# Problème pour installer la commande ccrypt



## bourbour (18 Mars 2009)

Tout d'abord bonsoir à tous,

Je fais appel à vous car j'ai un problème que je n'arrive pas à résoudre, et j'espère que vous pourrez m'aider.
Je suis actuellement en prépa, et j'aimerais utiliser mon macbook pour aller à mon prochain partiel de Créat. Manip de Docs.

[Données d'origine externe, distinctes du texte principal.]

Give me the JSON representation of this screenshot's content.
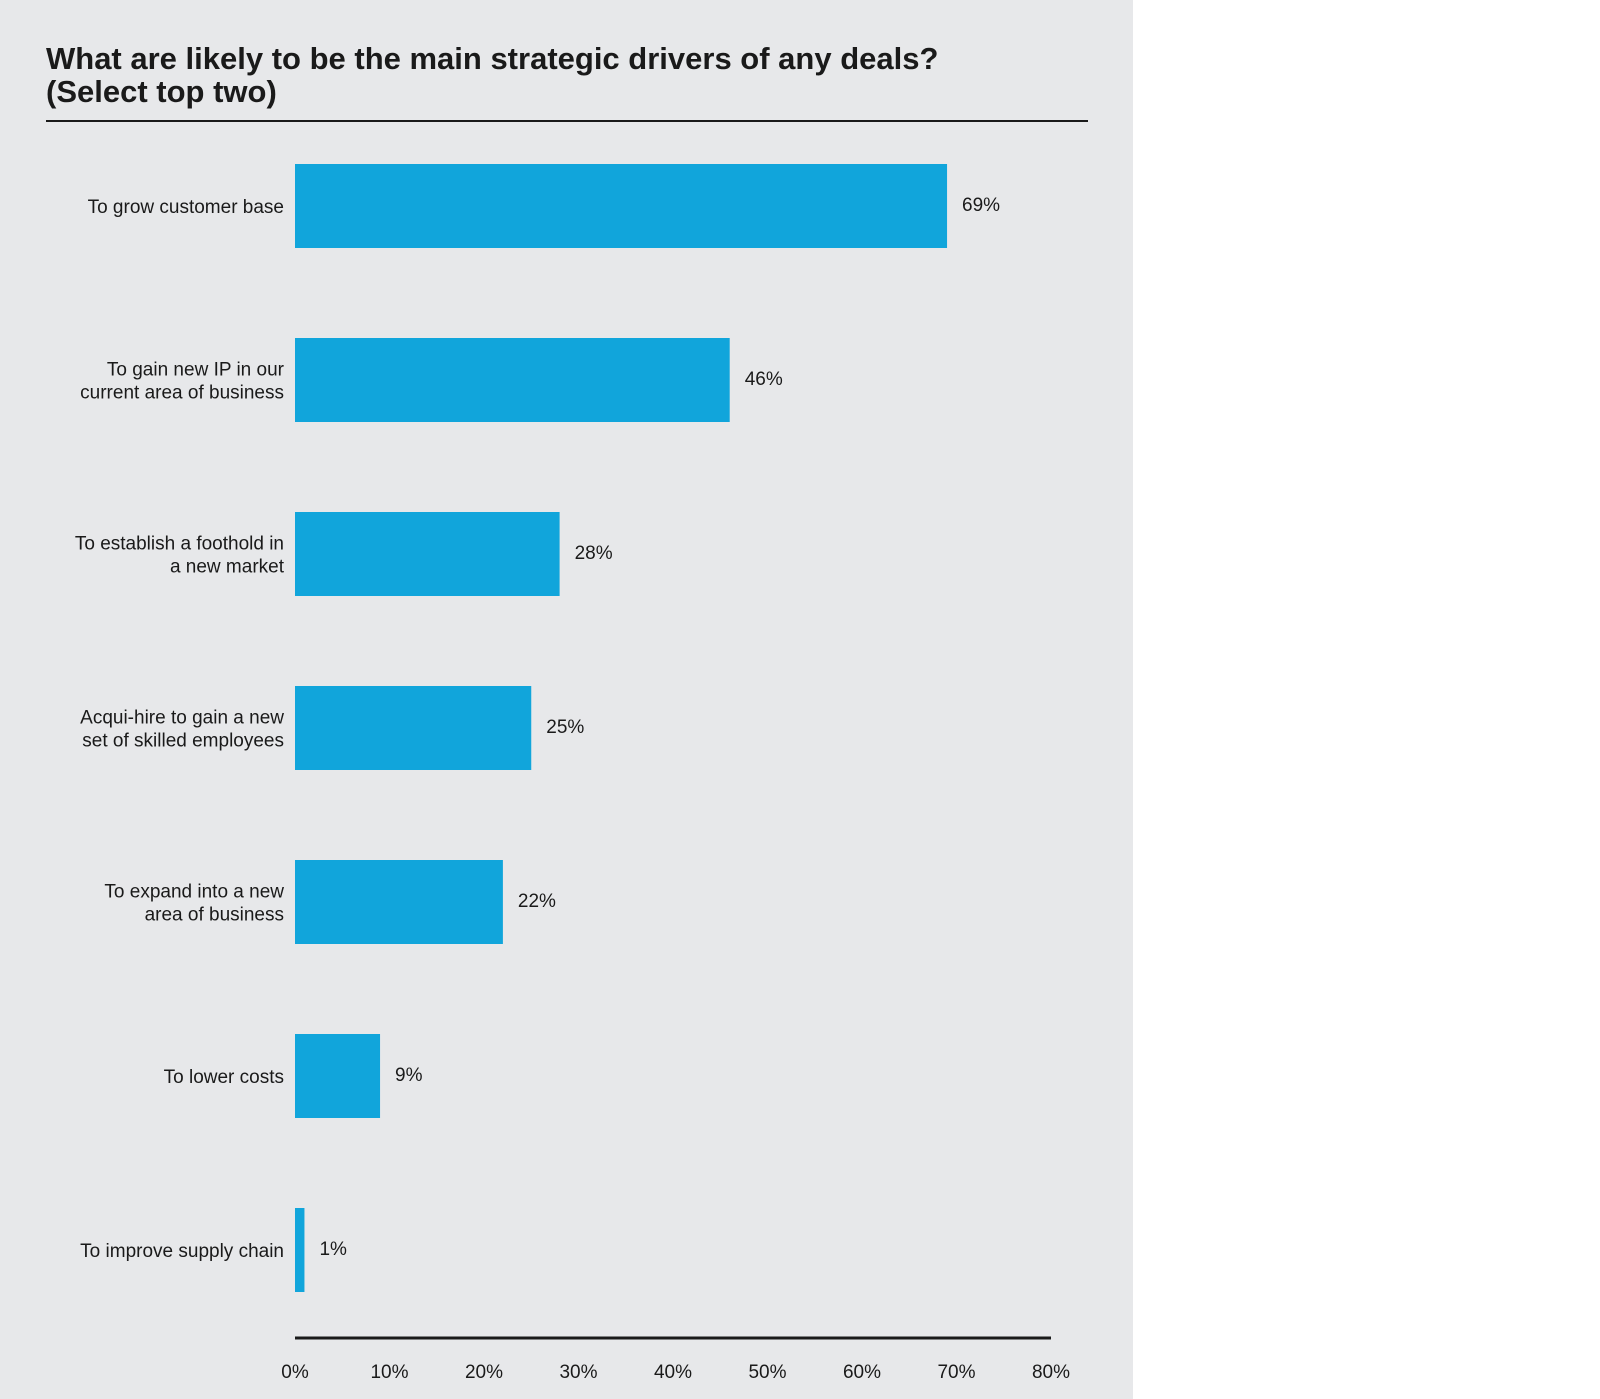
{
  "chart_data": {
    "type": "bar",
    "orientation": "horizontal",
    "title": "What are likely to be the main strategic drivers of any deals? (Select top two)",
    "title_lines": [
      "What are likely to be the main strategic drivers of any deals?",
      "(Select top two)"
    ],
    "categories": [
      [
        "To grow customer base"
      ],
      [
        "To gain new IP in our",
        "current area of business"
      ],
      [
        "To establish a foothold in",
        "a new market"
      ],
      [
        "Acqui-hire to gain a new",
        "set of skilled employees"
      ],
      [
        "To expand into a new",
        "area of business"
      ],
      [
        "To lower costs"
      ],
      [
        "To improve supply chain"
      ]
    ],
    "values": [
      69,
      46,
      28,
      25,
      22,
      9,
      1
    ],
    "value_labels": [
      "69%",
      "46%",
      "28%",
      "25%",
      "22%",
      "9%",
      "1%"
    ],
    "xlim": [
      0,
      80
    ],
    "xticks": [
      0,
      10,
      20,
      30,
      40,
      50,
      60,
      70,
      80
    ],
    "xtick_labels": [
      "0%",
      "10%",
      "20%",
      "30%",
      "40%",
      "50%",
      "60%",
      "70%",
      "80%"
    ],
    "xlabel": "",
    "ylabel": "",
    "grid": false,
    "legend": "none",
    "colors": {
      "bar": "#11a5db",
      "background": "#e7e8ea",
      "text": "#1a1a1a",
      "axis": "#1a1a1a"
    }
  }
}
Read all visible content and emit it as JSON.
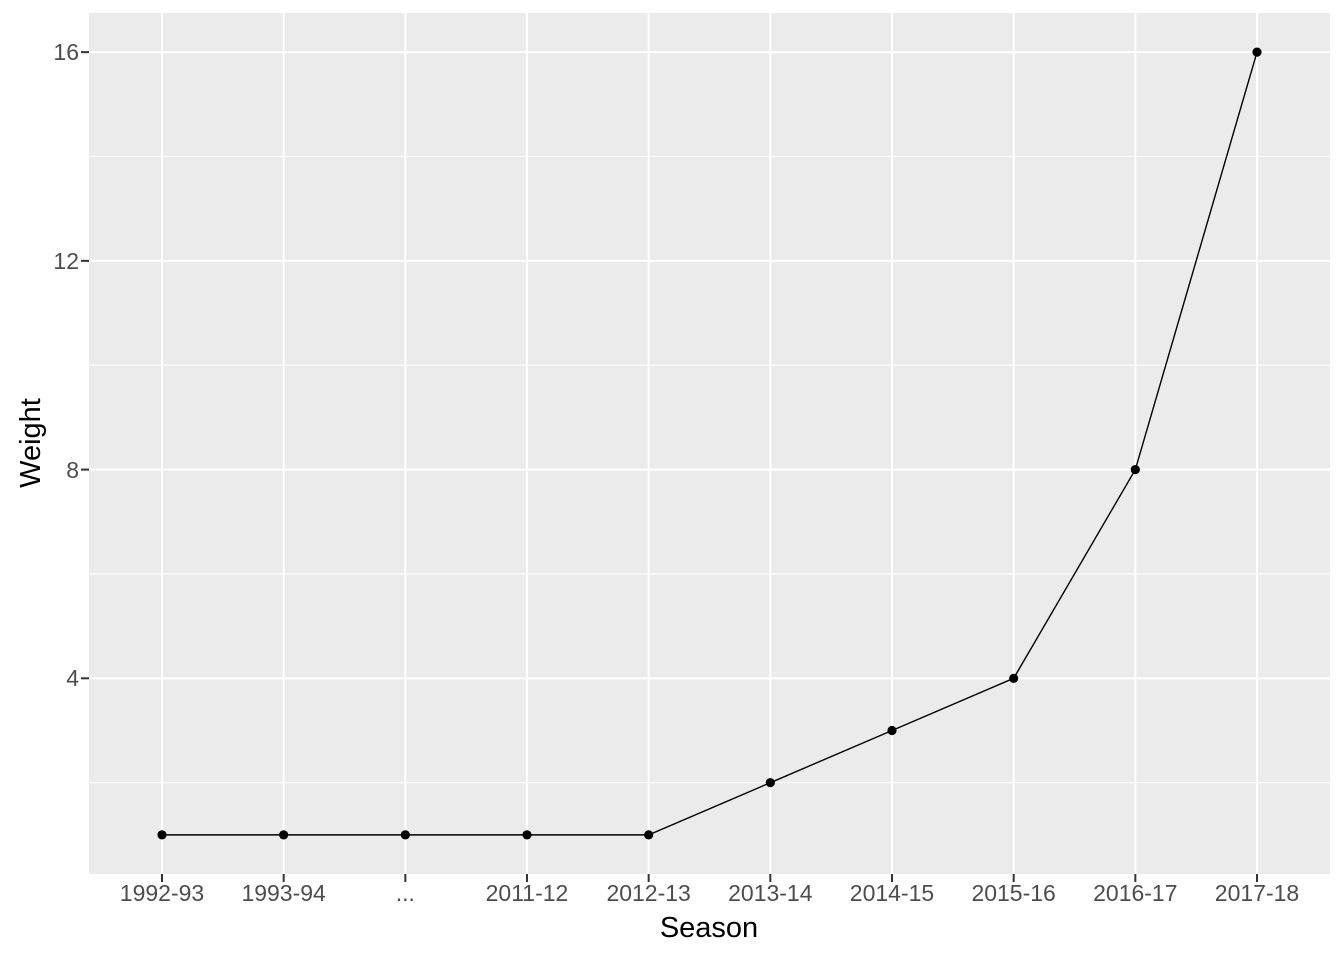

Cependant, j'ai besoin d'utiliser la commande "ccrypt" pour décrypter l'archive que l'on est censé avoir déjà téléchargé.
Ici commence mon problème...
J'ai essayé de faire exactement comme le propose ce site: http://ccrypt.darwinports.com/
Toutefois, une fois que j'ai téléchargé DarwinPorts, et que j'essaye de faire leur commande cd /opt/local/bin/portslocation... le dossier portslocation n'a jamais existé...
Je ne sais pas trop comment faire, sinon ne pas prendre mon macbook pour le contrôle à venir...
Si l'un d'entre vous à une idée, je serais ravi de l'entendre 

Merci d'avance.
Jérôme


----------



## ntx (18 Mars 2009)

Et si tu téléchargeais l'exécutable à partir de cette page ?  Ah Google ... :rateau:


----------



## bourbour (18 Mars 2009)

Merci... ^^
Il me semble que ça fonctionne!
Je te remercie beaucoup 
A bientôt!
Jérôme


----------